The second part of the TAG model is an individual income tax calculator. Using a sample of approximately 140,000 anonymous tax records from the Internal Revenue Service (the 2008 Public Use File), the model calculates people’s marginal and average income tax rates and their tax liabilities. For proposed income tax changes, the model computes the effects on how much is taxable, income tax rates, and the resulting tax liabilities. If marginal tax rates or depreciation schedules change, that will lead to adjustments in the supplies of labor and capital, which will produce changes in employment, investment, productivity, output, and growth. These real economic changes will then feed back on the income tax, because the size and health of the economy have a strong impact on income tax collections. Because capital formation reacts so strongly to after-tax rewards, a tax change that is primarily assessed on returns to capital will generate an especially large positive or negative growth effect.

The TAG model is a long-run model. Its results estimate the economic and tax revenue changes after people have fully adjusted to the new tax rules. (This is known as a comparative statics model.) While the adjustment process is not instantaneous, it does not take that many years. With capital, experience indicates that most of the adjustments will have been completed after five years for equipment and ten years for structures.

Although the tax data is for 2008, tax parameters have been updated to reflect current law, and tax rates and liabilities have been recalculated accordingly. The production function’s baseline is calibrated to National Income and Product Accounts (NIPA) data for 2008 as computed by the U.S. Bureau of Economic Analysis (BEA). That was the last year of reasonably normal NIPA data before the recession hit with full force.

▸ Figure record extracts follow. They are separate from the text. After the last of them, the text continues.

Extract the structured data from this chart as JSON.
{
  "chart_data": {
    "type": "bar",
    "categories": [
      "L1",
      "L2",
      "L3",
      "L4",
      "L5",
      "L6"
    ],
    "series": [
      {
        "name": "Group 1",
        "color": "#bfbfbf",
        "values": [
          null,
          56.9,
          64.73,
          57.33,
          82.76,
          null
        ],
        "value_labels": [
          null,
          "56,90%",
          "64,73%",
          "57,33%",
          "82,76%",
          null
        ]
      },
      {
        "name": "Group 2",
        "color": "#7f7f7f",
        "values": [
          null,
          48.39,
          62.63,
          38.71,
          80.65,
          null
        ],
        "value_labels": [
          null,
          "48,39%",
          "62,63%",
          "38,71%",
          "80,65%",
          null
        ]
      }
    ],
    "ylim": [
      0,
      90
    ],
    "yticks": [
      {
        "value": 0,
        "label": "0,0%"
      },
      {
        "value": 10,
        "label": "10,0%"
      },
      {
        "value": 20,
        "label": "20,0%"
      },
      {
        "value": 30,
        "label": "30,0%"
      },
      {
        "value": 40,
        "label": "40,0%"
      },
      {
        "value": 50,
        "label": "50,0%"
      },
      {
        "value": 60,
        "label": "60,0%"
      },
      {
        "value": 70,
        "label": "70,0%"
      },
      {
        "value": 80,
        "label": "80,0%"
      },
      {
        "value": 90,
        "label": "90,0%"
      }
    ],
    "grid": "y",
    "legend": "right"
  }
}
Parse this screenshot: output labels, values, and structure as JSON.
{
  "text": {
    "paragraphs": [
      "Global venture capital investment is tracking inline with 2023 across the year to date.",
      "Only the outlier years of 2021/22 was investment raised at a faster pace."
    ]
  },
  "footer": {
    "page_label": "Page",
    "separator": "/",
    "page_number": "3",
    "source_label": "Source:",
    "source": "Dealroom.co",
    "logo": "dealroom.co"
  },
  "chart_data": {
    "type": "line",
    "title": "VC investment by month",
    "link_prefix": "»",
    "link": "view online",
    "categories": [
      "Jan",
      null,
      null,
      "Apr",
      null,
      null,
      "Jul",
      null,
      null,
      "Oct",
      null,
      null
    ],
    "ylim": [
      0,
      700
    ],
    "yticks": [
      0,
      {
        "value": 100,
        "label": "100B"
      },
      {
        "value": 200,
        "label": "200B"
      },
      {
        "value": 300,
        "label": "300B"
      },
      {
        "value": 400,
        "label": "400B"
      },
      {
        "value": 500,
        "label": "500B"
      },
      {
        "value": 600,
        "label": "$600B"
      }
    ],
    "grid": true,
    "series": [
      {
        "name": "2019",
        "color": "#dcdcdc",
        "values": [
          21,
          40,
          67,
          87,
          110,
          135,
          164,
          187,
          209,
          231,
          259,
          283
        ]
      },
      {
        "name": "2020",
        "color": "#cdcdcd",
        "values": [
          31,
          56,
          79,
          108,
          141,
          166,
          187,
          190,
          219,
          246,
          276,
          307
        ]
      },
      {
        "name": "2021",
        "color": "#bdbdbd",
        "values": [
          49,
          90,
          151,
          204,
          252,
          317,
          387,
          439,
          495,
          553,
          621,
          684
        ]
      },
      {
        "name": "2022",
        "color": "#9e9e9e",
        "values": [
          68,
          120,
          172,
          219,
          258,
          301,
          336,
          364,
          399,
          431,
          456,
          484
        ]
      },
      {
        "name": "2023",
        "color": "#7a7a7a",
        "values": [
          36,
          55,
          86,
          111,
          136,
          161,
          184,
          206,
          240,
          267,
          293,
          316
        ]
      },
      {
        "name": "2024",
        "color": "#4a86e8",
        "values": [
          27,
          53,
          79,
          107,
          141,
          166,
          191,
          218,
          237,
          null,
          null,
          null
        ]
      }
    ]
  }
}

Our Taxes and Growth model is a valuable policy tool in two respects. One is that it highlights the growth implications of tax proposals. The TAG model provides an estimate for how a tax change will affect the size of the economy (GDP), number of jobs, wages, and federal revenue, among other measures. If a tax change would expand investment, create new jobs, and bolster the nation’s output, policymakers and voters should be informed of that. Positive growth effects make a tax proposal more desirable than otherwise. Conversely, if a tax change would shrink the economy, the public should be aware of that as well. Moreover, because the model’s estimates are objective and quantitative, they allow different tax proposals to be ranked by the size of their growth effects.

The second valuable aspect of the TAG model is that its revenue estimates are more realistic than conventional revenue estimates when growth effects are large. Conventional revenue estimates usually assume that while tax changes may cause shifts within the economy, they do not alter the economy’s total size and productivity. Because the economy’s size has a major impact on government revenues, the static assumption causes conventional revenue scoring to exaggerate both the revenue gain from anti-growth tax measures and the revenue cost of pro-growth tax initiatives. The TAG model produces dynamic revenue estimates free of that bias.

Although tax proposals should be evaluated according to many criteria, among them simplicity, enforceability, and fairness, growth is one of the most important considerations. With its realistic, real-time, quantitative estimates, our Taxes and Growth model improves the policy debate by bringing into better focus the growth consequences of taxes.